Documentation for DbObjectPartImpl
Class¶
Functionality¶
DbObjectPartImpl
is an implementation mixin that provides common methods for handling database object part tables. It offers helper functions for SQL statement generation, vector distance calculations, and validation of vector dimensions to streamline operations on vector data in the database.
Main Functions¶
- initialize: Initializes the mixin with search index and database object class configurations.
- create_table: Creates the database table for object parts if it does not yet exist.
- validate_dimensions: Verifies input vectors against expected dimensions, raising exceptions for mismatches.
- distance_expression: Generates SQLAlchemy expressions for vector distance calculations.
- similarity_search_statement: Constructs SQL queries for performing vector similarity searches.

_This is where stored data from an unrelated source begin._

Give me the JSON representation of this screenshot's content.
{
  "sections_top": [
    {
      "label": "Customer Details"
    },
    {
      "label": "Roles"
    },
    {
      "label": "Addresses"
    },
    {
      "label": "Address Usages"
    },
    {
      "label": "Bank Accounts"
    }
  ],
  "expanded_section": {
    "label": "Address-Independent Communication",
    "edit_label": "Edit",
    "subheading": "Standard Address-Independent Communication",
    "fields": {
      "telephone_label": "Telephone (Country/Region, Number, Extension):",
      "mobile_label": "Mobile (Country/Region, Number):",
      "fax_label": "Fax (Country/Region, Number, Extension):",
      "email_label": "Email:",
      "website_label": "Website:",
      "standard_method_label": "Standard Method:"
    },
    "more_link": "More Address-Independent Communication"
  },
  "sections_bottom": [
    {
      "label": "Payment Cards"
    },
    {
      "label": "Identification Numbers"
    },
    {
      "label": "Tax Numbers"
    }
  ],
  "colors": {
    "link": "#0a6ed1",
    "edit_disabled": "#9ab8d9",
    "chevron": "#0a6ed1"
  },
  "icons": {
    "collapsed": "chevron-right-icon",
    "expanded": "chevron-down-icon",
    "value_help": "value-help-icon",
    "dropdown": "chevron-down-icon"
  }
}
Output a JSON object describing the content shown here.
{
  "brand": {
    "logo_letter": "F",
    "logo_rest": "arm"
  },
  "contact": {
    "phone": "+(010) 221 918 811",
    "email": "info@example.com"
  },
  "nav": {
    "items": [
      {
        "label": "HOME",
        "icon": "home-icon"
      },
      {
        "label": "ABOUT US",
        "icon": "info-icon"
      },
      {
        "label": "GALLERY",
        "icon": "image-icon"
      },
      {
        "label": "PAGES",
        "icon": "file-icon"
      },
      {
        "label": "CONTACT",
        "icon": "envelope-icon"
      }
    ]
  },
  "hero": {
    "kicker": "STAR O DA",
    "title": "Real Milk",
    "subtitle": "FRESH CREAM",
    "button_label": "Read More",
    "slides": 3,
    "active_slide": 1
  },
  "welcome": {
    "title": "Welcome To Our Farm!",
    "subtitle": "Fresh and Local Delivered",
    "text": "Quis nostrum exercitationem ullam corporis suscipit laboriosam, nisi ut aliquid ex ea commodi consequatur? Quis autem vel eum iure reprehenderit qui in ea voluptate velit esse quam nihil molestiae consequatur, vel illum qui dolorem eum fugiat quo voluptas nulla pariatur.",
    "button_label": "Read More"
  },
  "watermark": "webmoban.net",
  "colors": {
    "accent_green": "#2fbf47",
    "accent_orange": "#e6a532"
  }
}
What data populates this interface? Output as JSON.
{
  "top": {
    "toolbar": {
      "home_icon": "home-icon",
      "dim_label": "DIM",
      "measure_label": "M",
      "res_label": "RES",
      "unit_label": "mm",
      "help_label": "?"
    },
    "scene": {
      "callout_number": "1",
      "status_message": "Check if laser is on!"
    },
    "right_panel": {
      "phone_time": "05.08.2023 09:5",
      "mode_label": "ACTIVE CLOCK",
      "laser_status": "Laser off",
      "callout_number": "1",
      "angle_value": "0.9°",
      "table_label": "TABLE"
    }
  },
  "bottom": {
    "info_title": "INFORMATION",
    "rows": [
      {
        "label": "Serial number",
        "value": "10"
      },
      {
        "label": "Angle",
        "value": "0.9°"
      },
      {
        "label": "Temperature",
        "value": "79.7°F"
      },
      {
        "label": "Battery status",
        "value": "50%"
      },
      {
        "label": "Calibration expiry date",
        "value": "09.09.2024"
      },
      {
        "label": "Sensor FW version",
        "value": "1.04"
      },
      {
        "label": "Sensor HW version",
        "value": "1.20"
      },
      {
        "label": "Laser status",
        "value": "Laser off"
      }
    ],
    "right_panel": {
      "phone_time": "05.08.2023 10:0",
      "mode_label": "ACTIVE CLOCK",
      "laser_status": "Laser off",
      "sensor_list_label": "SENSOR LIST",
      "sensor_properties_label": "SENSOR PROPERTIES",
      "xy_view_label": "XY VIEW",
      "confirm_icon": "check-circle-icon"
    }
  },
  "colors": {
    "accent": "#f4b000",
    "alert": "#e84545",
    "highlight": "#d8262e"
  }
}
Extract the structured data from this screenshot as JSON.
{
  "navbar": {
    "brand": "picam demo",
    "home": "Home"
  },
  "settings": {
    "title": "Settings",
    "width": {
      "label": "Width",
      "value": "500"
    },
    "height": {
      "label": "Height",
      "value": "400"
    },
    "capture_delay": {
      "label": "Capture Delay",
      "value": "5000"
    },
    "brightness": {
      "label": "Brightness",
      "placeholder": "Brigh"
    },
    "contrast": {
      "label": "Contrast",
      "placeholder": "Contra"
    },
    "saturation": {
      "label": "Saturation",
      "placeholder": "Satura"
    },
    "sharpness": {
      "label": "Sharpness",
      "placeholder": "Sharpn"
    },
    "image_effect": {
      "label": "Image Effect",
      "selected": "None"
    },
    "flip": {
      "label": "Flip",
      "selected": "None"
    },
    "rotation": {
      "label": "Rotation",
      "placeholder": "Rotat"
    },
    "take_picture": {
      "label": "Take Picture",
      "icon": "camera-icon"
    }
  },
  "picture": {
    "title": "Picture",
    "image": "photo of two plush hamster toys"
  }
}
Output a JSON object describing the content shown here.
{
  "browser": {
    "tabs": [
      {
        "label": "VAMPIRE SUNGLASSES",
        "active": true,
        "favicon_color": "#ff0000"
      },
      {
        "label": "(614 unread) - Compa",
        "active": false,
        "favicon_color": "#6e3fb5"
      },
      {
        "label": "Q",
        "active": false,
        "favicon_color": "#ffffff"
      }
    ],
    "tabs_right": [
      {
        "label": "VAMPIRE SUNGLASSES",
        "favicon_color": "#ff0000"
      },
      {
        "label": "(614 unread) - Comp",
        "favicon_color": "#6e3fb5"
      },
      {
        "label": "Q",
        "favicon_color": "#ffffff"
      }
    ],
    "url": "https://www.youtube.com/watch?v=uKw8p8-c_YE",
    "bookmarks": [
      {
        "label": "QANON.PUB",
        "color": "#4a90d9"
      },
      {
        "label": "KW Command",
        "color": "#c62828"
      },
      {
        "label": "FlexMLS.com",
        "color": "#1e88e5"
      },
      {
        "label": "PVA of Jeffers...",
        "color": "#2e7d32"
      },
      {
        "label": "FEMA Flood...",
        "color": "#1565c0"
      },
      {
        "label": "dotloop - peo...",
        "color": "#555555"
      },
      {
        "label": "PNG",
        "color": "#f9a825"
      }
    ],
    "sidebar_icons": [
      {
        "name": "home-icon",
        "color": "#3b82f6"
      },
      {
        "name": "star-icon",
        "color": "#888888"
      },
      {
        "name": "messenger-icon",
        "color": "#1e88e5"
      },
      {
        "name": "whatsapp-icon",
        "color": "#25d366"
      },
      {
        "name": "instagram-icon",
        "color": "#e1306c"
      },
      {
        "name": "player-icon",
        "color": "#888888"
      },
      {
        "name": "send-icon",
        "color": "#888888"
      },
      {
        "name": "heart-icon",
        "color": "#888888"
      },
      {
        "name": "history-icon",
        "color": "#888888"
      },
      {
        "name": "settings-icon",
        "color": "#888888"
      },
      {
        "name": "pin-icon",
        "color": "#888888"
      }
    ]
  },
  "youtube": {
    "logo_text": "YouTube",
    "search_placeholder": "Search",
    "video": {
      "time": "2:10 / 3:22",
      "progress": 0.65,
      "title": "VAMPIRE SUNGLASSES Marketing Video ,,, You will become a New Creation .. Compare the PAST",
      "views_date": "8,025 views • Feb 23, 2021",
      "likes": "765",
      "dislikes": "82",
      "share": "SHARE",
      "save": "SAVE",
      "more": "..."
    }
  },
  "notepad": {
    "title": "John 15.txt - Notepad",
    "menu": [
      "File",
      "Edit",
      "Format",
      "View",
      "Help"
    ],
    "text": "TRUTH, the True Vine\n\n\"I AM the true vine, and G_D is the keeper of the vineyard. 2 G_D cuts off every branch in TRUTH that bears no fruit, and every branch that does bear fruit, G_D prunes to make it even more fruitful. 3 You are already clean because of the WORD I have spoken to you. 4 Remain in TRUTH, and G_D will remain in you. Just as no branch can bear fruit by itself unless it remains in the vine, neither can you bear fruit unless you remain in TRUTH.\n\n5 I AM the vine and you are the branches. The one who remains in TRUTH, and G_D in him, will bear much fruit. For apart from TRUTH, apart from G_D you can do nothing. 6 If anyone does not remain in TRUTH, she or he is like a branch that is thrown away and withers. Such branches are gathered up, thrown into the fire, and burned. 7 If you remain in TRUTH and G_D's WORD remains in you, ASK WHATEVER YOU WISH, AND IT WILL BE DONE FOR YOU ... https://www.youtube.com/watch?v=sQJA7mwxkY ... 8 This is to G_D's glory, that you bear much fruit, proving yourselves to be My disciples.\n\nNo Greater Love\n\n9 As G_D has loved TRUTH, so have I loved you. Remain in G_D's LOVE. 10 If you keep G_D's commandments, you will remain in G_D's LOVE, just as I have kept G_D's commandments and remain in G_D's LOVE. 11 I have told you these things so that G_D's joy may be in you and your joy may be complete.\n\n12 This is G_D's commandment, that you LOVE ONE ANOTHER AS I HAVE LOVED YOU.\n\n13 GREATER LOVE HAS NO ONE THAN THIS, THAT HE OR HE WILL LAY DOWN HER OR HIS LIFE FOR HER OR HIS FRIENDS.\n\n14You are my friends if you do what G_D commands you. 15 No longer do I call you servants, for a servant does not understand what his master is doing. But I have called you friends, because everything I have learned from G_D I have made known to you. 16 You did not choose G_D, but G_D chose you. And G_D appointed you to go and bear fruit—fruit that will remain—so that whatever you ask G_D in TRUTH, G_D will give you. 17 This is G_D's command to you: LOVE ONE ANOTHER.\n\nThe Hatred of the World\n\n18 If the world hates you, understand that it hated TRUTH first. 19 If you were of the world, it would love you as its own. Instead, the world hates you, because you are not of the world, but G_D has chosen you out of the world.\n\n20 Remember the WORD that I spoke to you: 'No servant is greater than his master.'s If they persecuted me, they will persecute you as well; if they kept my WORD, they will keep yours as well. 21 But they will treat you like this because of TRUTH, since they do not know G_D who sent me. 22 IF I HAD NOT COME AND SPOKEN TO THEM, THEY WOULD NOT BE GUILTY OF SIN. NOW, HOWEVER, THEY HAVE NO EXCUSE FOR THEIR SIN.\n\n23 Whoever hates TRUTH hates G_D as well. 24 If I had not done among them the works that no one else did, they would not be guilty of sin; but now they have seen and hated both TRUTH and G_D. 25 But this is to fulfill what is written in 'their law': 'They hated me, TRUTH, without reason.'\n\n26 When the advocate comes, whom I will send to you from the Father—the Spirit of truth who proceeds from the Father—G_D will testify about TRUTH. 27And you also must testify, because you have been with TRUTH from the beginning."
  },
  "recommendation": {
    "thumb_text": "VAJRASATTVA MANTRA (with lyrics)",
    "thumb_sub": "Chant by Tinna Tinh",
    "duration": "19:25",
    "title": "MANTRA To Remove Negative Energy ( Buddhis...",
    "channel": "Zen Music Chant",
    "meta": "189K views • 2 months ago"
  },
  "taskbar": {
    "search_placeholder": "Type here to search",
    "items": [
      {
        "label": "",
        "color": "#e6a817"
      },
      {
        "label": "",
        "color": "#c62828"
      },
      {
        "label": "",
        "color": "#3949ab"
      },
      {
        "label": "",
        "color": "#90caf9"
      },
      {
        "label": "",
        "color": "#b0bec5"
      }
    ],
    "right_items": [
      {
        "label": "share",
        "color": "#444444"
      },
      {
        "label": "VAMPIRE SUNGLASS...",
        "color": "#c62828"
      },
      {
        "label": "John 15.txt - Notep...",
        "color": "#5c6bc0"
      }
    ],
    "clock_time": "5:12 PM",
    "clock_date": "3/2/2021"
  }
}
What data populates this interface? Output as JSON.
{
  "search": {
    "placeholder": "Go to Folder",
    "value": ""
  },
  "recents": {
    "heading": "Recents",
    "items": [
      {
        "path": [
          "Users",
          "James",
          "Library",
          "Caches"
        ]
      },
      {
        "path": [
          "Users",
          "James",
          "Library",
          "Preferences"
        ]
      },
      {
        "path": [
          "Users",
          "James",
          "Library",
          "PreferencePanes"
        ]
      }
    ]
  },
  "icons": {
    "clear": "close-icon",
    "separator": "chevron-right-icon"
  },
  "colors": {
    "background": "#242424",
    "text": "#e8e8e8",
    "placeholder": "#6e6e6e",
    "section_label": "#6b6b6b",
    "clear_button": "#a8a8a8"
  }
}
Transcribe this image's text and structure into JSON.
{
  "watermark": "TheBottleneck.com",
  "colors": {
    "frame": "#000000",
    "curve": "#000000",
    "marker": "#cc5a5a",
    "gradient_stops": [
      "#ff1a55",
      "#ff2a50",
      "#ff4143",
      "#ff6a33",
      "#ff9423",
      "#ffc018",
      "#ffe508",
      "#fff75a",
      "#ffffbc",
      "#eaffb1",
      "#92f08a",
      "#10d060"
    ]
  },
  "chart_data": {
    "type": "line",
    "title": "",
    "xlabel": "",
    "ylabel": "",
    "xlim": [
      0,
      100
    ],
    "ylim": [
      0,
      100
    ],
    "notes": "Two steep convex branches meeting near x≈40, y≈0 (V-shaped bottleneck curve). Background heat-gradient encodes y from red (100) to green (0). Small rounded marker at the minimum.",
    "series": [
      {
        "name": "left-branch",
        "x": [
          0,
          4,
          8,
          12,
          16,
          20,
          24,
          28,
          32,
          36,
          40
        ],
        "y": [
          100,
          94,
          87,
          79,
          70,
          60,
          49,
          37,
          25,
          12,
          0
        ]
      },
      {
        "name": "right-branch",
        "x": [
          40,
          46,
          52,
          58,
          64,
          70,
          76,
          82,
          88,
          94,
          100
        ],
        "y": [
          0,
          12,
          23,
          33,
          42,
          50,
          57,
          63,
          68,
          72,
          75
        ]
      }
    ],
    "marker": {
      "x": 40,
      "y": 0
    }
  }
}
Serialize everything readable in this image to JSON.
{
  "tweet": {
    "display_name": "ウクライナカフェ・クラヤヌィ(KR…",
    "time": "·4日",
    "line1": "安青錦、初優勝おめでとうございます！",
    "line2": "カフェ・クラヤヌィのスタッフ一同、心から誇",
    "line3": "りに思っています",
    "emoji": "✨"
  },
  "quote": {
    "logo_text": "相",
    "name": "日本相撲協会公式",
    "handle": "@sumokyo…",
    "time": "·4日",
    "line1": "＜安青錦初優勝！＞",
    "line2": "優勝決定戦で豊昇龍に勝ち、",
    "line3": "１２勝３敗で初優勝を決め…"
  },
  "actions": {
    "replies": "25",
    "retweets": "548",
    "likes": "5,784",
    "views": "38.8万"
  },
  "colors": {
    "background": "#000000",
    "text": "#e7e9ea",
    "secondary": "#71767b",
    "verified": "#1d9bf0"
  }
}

Additional Functionalities¶
get_dbo_table_name¶
Generates dynamic table and index names for a collection based on the provided CollectionInfo
object.
make_db_model¶
Creates and registers dynamic database model classes for a given collection, defining ORM models with proper table names and relationships.
DbObjectPart.hnsw_index¶
Creates a PostgreSQL index using the HNSW algorithm for the vector column, optimizing vector search performance.
DbObjectPart¶
The DbObjectPart
class stores and represents distinct parts of an object in the vector database, supporting complex object modeling through partitioned components.
Final Remarks¶
This comprehensive overview of methods and classes outlines how to efficiently manage and interact with vector databases, from storing data to searching and manipulating complex embeddings. Each class and method serves to enhance the performance and usability of data operations in vector databases.